Речкалов вынул из кармана платок, промакнул им лоб и пристально взглянул на Вересня:
– Почему вас так интересует эта девица, Борис Евгеньевич? Мне бы хотелось от вас большей откровенности. Все-таки, в одном ведомстве работаем. И цели у нас общие.
– Никакой особой тайны нет. Я расследую убийство Вернера Лоденбаха, гражданина Германии. Дело крайне запутанное, чтобы не сказать больше. Так вот, уже установлено, что Лоденбах и ваша подопечная Кристина Бирман встречались. Возможно даже – состояли в близких отношениях.
Вересень намеренно сделал ударение на слове «близких», и обстоятельный мужик Речкалов поморщился.
– Как вы понимаете, Владимир Афанасьевич, у меня были веские основания полагать, что эти смерти связаны между собой.
– Факты – упрямая вещь, – запыхтел Владимир Афанасьевич. – А они говорят, что в смерти девицы Бирман нет криминальной подоплеки. Но бог шельму метит. Вот он и пометил.
– За что? – изумился Вересень.
– За разнузданность и асоциальный образ жизни. А если вы считаете меня недостаточно компетентным…
– У меня нет никаких сомнений в уровне вашей компетентности. Но отработать все версии я просто обязан.
– Лоденбах… Где-то я уже встречал эту фамилию, – Речкалов постучал безымянным пальцем себе по лбу – звук получился такой, как будто бы невидимый кий разбил невидимую пирамиду. – Вот только где?
– Телефонный контакт? Ноутбук? Записная книжка?
– Не было у нее записной книжки… Вспомнил! Визитка! У этой шалав… у этой, с позволения сказать, девушки в сумочке нашлось с десяток визиток. И визитка Лоденбаха в том числе.
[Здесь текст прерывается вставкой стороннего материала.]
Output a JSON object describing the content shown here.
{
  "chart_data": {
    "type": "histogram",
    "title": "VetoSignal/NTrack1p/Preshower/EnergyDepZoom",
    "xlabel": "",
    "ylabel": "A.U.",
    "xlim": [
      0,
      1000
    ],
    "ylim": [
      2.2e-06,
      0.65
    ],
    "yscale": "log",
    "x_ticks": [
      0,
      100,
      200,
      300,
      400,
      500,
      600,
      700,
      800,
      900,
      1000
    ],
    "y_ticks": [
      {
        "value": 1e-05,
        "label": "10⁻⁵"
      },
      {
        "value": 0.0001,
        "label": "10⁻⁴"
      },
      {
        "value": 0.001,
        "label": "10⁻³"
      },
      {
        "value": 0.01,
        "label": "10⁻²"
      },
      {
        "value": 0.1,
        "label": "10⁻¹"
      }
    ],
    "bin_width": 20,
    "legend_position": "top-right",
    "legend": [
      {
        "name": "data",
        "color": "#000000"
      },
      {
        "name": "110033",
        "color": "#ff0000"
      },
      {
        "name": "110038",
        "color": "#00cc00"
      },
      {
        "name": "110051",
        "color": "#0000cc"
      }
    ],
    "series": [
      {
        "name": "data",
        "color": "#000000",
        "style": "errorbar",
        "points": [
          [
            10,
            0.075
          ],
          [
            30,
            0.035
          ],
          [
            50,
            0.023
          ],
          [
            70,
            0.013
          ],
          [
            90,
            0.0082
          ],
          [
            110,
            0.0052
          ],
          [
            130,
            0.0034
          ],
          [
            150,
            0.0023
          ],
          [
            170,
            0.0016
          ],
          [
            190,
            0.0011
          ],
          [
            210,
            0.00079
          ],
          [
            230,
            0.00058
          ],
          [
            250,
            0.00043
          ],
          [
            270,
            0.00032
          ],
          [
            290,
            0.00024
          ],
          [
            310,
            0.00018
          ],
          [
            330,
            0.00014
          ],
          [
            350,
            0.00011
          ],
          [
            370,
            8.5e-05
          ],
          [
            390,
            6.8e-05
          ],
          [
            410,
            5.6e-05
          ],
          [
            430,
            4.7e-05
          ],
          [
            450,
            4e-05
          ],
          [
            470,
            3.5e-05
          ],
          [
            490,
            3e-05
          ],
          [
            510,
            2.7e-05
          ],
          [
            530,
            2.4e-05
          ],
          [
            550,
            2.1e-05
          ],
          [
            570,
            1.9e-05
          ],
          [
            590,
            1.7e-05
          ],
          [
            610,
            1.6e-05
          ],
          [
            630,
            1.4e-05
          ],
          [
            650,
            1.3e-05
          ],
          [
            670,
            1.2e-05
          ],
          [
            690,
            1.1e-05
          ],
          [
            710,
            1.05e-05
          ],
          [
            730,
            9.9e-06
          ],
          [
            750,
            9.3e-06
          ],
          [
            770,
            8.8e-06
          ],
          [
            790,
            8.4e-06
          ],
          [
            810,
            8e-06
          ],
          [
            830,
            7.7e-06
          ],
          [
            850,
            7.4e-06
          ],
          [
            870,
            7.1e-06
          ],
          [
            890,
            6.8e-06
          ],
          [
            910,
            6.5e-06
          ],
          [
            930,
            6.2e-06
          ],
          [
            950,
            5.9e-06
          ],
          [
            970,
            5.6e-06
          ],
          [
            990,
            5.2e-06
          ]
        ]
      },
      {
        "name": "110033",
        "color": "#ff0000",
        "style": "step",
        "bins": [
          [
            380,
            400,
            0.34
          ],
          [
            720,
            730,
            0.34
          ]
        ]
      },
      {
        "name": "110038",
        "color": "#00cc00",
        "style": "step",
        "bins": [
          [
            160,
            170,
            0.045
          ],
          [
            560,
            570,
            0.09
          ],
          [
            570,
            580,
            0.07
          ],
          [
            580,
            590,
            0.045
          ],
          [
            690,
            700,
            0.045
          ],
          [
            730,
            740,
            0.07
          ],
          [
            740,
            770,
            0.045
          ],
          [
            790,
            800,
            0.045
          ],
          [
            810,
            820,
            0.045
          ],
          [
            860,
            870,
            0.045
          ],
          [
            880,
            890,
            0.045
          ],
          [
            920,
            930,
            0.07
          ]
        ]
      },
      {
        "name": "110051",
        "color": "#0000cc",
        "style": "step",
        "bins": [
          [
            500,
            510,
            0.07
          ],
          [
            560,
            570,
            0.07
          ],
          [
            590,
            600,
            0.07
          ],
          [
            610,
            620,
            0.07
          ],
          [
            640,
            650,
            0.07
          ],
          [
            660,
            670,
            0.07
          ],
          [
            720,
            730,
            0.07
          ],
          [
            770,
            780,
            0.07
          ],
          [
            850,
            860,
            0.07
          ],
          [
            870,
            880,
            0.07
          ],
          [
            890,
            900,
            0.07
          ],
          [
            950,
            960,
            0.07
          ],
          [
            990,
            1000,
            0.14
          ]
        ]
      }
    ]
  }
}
– У вас блестящая память, Владимир Афанасьевич, – мелко польстил Вересень. – Я могу взглянуть на визитку?
– Думаю, проблем не возникнет. А что касается телефона… Незадолго до смерти ей звонили. Примерно за полтора часа или около того. Некая Марина Данилова.
– Подруга?
– Вот и я так подумал. И встретился с этой Мариной. Оказалось, они даже незнакомы лично. Косвенно это подтверждает тот факт, что в журнале входящих звонков значился только номер. Данилова разыскивала своего приятеля, с которым у Бирман, по ее утверждению… м-м… были шашни.
– Что за приятель?
– Какой-то нищий актеришко. Она так переживала, что я посоветовал ей объявить дружка в розыск, если не найдется.
– Не похоже, чтобы среди тех, с кем встречалась Бирман, были нищие актеры. Не того полета птица.
– Эти птички летают на разных высотах, уж поверьте моему жизненному опыту. Иногда могут и к земле прибиться, чтобы гнездо свить.
«Прибиться к земле» (в контексте всего происшедшего) показалось Вересню чересчур циничным замечанием. Да и Речкалов всячески демонстрировал свою неприязнь к покойной Кристине Бирман. В этом было что-то глубоко личное: слабый отсвет когда-то пережитой драмы, – как если бы притязания Владимира Афанасьевича были отвергнуты девушкой, похожей на Крис. С поправкой на время, разумеется.
Визитка, которой разжился Вересень, не добавила лишних красок туманному образу Лоденбаха. Она являла собой образец скромности, хотя и была напечатана на хорошей бумаге с тиснением: только имя и фамилия, без указания места работы, и пара телефонов. Как и следовало ожидать, оба телефона были неактивны.